Now all the tax collectors and sinners were coming near to listen to him. And the Pharisees and the scribes were grumbling and saying, “This fellow welcomes sinners and eats with them.” So he told them this parable:
Then Jesus said, “There was a man who had two sons. The younger of them said to his father, ‘Father, give me the share of the property that will belong to me.’ So he divided his property between them. A few days later the younger son gathered all he had and traveled to a distant country, and there he squandered his property in dissolute living. When he had spent everything, a severe famine took place throughout that country, and he began to be in need. So he went and hired himself out to one of the citizens of that country, who sent him to his fields to feed the pigs. He would gladly have filled himself with the pods that the pigs were eating; and no one gave him anything.

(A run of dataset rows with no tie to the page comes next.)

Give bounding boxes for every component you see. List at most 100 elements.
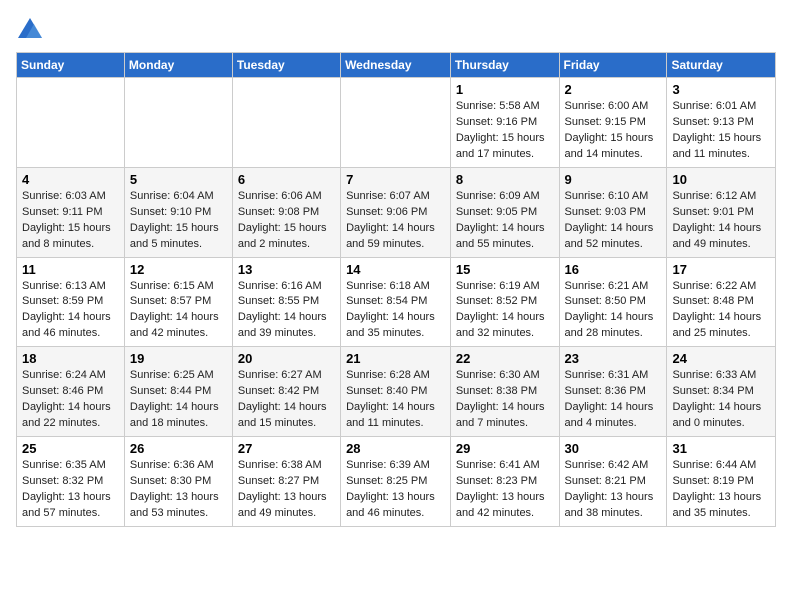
day-info: Sunrise: 6:04 AM Sunset: 9:10 PM Dayligh… [130, 189, 227, 253]
day-info: Sunrise: 6:16 AM Sunset: 8:55 PM Dayligh… [238, 279, 335, 343]
calendar-cell: 16Sunrise: 6:21 AM Sunset: 8:50 PM Dayli… [559, 257, 667, 347]
day-info: Sunrise: 6:09 AM Sunset: 9:05 PM Dayligh… [456, 189, 554, 253]
day-number: 14 [346, 262, 445, 277]
calendar-cell [232, 78, 340, 168]
day-info: Sunrise: 6:33 AM Sunset: 8:34 PM Dayligh… [672, 368, 770, 432]
day-number: 2 [565, 82, 662, 97]
calendar-cell: 30 Sunrise: 6:42 AM Sunset: 8:21 PM Dayli… [559, 437, 667, 527]
day-number: 12 [130, 262, 227, 277]
day-number: 22 [456, 351, 554, 366]
calendar-cell: 18 Sunrise: 6:24 AM Sunset: 8:46 PM Dayli… [17, 347, 125, 437]
day-number: 7 [346, 172, 445, 187]
day-number: 4 [22, 172, 119, 187]
calendar-cell: 26 Sunrise: 6:36 AM Sunset: 8:30 PM Dayli… [124, 437, 232, 527]
day-number: 10 [672, 172, 770, 187]
day-info: Sunrise: 6:30 AM Sunset: 8:38 PM Dayligh… [456, 368, 554, 432]
day-info: Sunrise: 6:10 AM Sunset: 9:03 PM Dayligh… [565, 189, 662, 253]
page-header [16, 16, 776, 44]
calendar-cell: 2Sunrise: 6:00 AM Sunset: 9:15 PM Daylig… [559, 78, 667, 168]
day-info: Sunrise: 6:03 AM Sunset: 9:11 PM Dayligh… [22, 189, 119, 253]
day-info: Sunrise: 6:44 AM Sunset: 8:19 PM Dayligh… [672, 458, 770, 522]
day-number: 13 [238, 262, 335, 277]
weekday-header: Tuesday [232, 53, 340, 78]
day-info: Sunrise: 6:12 AM Sunset: 9:01 PM Dayligh… [672, 189, 770, 253]
day-number: 19 [130, 351, 227, 366]
calendar-week-row: 1 Sunrise: 5:58 AM Sunset: 9:16 PM Daylig… [17, 78, 776, 168]
calendar-cell: 15 Sunrise: 6:19 AM Sunset: 8:52 PM Dayli… [450, 257, 559, 347]
weekday-header: Sunday [17, 53, 125, 78]
logo [16, 16, 48, 44]
day-number: 6 [238, 172, 335, 187]
weekday-header: Wednesday [341, 53, 451, 78]
calendar-cell: 27 Sunrise: 6:38 AM Sunset: 8:27 PM Dayli… [232, 437, 340, 527]
day-info: Sunrise: 6:27 AM Sunset: 8:42 PM Dayligh… [238, 368, 335, 432]
calendar-cell: 12 Sunrise: 6:15 AM Sunset: 8:57 PM Dayli… [124, 257, 232, 347]
day-number: 9 [565, 172, 662, 187]
day-info: Sunrise: 6:39 AM Sunset: 8:25 PM Dayligh… [346, 458, 445, 522]
day-info: Sunrise: 6:35 AM Sunset: 8:32 PM Dayligh… [22, 458, 119, 522]
calendar-cell: 25 Sunrise: 6:35 AM Sunset: 8:32 PM Dayli… [17, 437, 125, 527]
day-number: 18 [22, 351, 119, 366]
calendar-cell: 7 Sunrise: 6:07 AM Sunset: 9:06 PM Daylig… [341, 167, 451, 257]
day-info: Sunrise: 6:13 AM Sunset: 8:59 PM Dayligh… [22, 279, 119, 343]
day-number: 23 [565, 351, 662, 366]
calendar-cell: 19 Sunrise: 6:25 AM Sunset: 8:44 PM Dayli… [124, 347, 232, 437]
calendar-cell: 5 Sunrise: 6:04 AM Sunset: 9:10 PM Daylig… [124, 167, 232, 257]
day-info: Sunrise: 6:07 AM Sunset: 9:06 PM Dayligh… [346, 189, 445, 253]
day-info: Sunrise: 6:24 AM Sunset: 8:46 PM Dayligh… [22, 368, 119, 432]
logo-icon [16, 16, 44, 44]
calendar-week-row: 11Sunrise: 6:13 AM Sunset: 8:59 PM Dayli… [17, 257, 776, 347]
calendar-cell: 9 Sunrise: 6:10 AM Sunset: 9:03 PM Daylig… [559, 167, 667, 257]
day-number: 15 [456, 262, 554, 277]
calendar-cell: 10 Sunrise: 6:12 AM Sunset: 9:01 PM Dayli… [667, 167, 776, 257]
calendar-cell: 21Sunrise: 6:28 AM Sunset: 8:40 PM Dayli… [341, 347, 451, 437]
calendar-cell: 22 Sunrise: 6:30 AM Sunset: 8:38 PM Dayli… [450, 347, 559, 437]
calendar-table: SundayMondayTuesdayWednesdayThursdayFrid… [16, 52, 776, 527]
day-number: 8 [456, 172, 554, 187]
day-number: 3 [672, 82, 770, 97]
calendar-cell: 28 Sunrise: 6:39 AM Sunset: 8:25 PM Dayli… [341, 437, 451, 527]
day-info: Sunrise: 6:36 AM Sunset: 8:30 PM Dayligh… [130, 458, 227, 522]
calendar-cell: 20Sunrise: 6:27 AM Sunset: 8:42 PM Dayli… [232, 347, 340, 437]
day-number: 26 [130, 441, 227, 456]
day-number: 1 [456, 82, 554, 97]
day-info: Sunrise: 6:25 AM Sunset: 8:44 PM Dayligh… [130, 368, 227, 432]
weekday-header: Saturday [667, 53, 776, 78]
calendar-cell: 29Sunrise: 6:41 AM Sunset: 8:23 PM Dayli… [450, 437, 559, 527]
calendar-cell: 11Sunrise: 6:13 AM Sunset: 8:59 PM Dayli… [17, 257, 125, 347]
day-info: Sunrise: 6:22 AM Sunset: 8:48 PM Dayligh… [672, 279, 770, 343]
day-info: Sunrise: 6:42 AM Sunset: 8:21 PM Dayligh… [565, 458, 662, 522]
calendar-cell [341, 78, 451, 168]
day-info: Sunrise: 6:41 AM Sunset: 8:23 PM Dayligh… [456, 458, 554, 522]
day-info: Sunrise: 6:06 AM Sunset: 9:08 PM Dayligh… [238, 189, 335, 253]
weekday-header: Thursday [450, 53, 559, 78]
calendar-cell: 31 Sunrise: 6:44 AM Sunset: 8:19 PM Dayli… [667, 437, 776, 527]
day-number: 17 [672, 262, 770, 277]
day-info: Sunrise: 6:19 AM Sunset: 8:52 PM Dayligh… [456, 279, 554, 343]
calendar-header-row: SundayMondayTuesdayWednesdayThursdayFrid… [17, 53, 776, 78]
day-info: Sunrise: 5:58 AM Sunset: 9:16 PM Dayligh… [456, 99, 554, 163]
day-number: 5 [130, 172, 227, 187]
day-number: 31 [672, 441, 770, 456]
day-info: Sunrise: 6:01 AM Sunset: 9:13 PM Dayligh… [672, 99, 770, 163]
day-info: Sunrise: 6:31 AM Sunset: 8:36 PM Dayligh… [565, 368, 662, 432]
calendar-cell: 4 Sunrise: 6:03 AM Sunset: 9:11 PM Daylig… [17, 167, 125, 257]
calendar-cell: 13 Sunrise: 6:16 AM Sunset: 8:55 PM Dayli… [232, 257, 340, 347]
calendar-week-row: 25 Sunrise: 6:35 AM Sunset: 8:32 PM Dayli… [17, 437, 776, 527]
day-number: 16 [565, 262, 662, 277]
calendar-cell: 14Sunrise: 6:18 AM Sunset: 8:54 PM Dayli… [341, 257, 451, 347]
day-number: 28 [346, 441, 445, 456]
day-number: 30 [565, 441, 662, 456]
calendar-cell: 6 Sunrise: 6:06 AM Sunset: 9:08 PM Daylig… [232, 167, 340, 257]
day-number: 27 [238, 441, 335, 456]
day-number: 24 [672, 351, 770, 366]
calendar-cell [17, 78, 125, 168]
calendar-week-row: 4 Sunrise: 6:03 AM Sunset: 9:11 PM Daylig… [17, 167, 776, 257]
calendar-cell [124, 78, 232, 168]
day-info: Sunrise: 6:28 AM Sunset: 8:40 PM Dayligh… [346, 368, 445, 432]
day-number: 25 [22, 441, 119, 456]
day-info: Sunrise: 6:15 AM Sunset: 8:57 PM Dayligh… [130, 279, 227, 343]
day-info: Sunrise: 6:38 AM Sunset: 8:27 PM Dayligh… [238, 458, 335, 522]
calendar-cell: 24 Sunrise: 6:33 AM Sunset: 8:34 PM Dayli… [667, 347, 776, 437]
weekday-header: Monday [124, 53, 232, 78]
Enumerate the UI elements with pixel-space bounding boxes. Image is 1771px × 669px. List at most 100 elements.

But when he came to himself he said, ‘How many of my father’s hired hands have bread enough and to spare, but here I am dying of hunger! I will get up and go to my father, and I will say to him, “Father, I have sinned against heaven and before you; I am no longer worthy to be called your son; treat me like one of your hired hands.”’ So he set off and went to his father. But while he was still far off, his father saw him and was filled with compassion; he ran and put his arms around him and kissed him. Then the son said to him, ‘Father, I have sinned against heaven and before you; I am no longer worthy to be called your son.’
But the father said to his slaves, ‘Quickly, bring out a robe—the best one—and put it on him; put a ring on his finger and sandals on his feet. And get the fatted calf and kill it, and let us eat and celebrate; for this son of mine was dead and is alive again; he was lost and is found!’ And they began to celebrate.
“Now his elder son was in the field; and when he came and approached the house, he heard music and dancing. He called one of the slaves and asked what was going on. He replied, ‘Your brother has come, and your father has killed the fatted calf, because he has got him back safe and sound.’ Then he became angry and refused to go in. His father came out and began to plead with him.
But he answered his father, ‘Listen! For all these years I have been working like a slave for you, and I have never disobeyed your command; yet you have never given me even a young goat so that I might celebrate with my friends. But when this son of yours came back, who has devoured your property with prostitutes, you killed the fatted calf for him!’
Then the father said to him, ‘Son, you are always with me, and all that is mine is yours. But we had to celebrate and rejoice, because this brother of yours was dead and has come to life; he was lost and has been found.’”
New Revised Standard Version, copyright 1989, by the National Council of the Churches of Christ in the United States of America. Used by permission. All rights reserved. USCCB approved.
One of the prayer tool that St. Ignatius frequently used was praying with his imagination. In this method, we are invited to place ourselves within the situation and frame of mind of one of the figures in a Scripture passage. Today’s story is very familiar, but how does it change for you if you place yourself in the role of the parent, or the prodigal child, or the faithful child back home? How do things look like through the eyes of the parent, or in the heart of the prodigal? What do the servants experience? What takes place during the feast at which the fatted calf is served? And what is going on behind the scenes? What is the back talk?
As you spend time with the Scripture, consider what jumps out in your own heart as you reflect on this story? How are you drawn to Jesus this weekend? How might you act differently today based on these reflections?
—The Jesuit Prayer team
Loving God, you open your arms to us whenever we turn back to you. Give us the heart of humility and repentance of the younger son so that we may know what it is to be welcomed back into your loving embrace. We pray this through Christ, our Lord. Amen.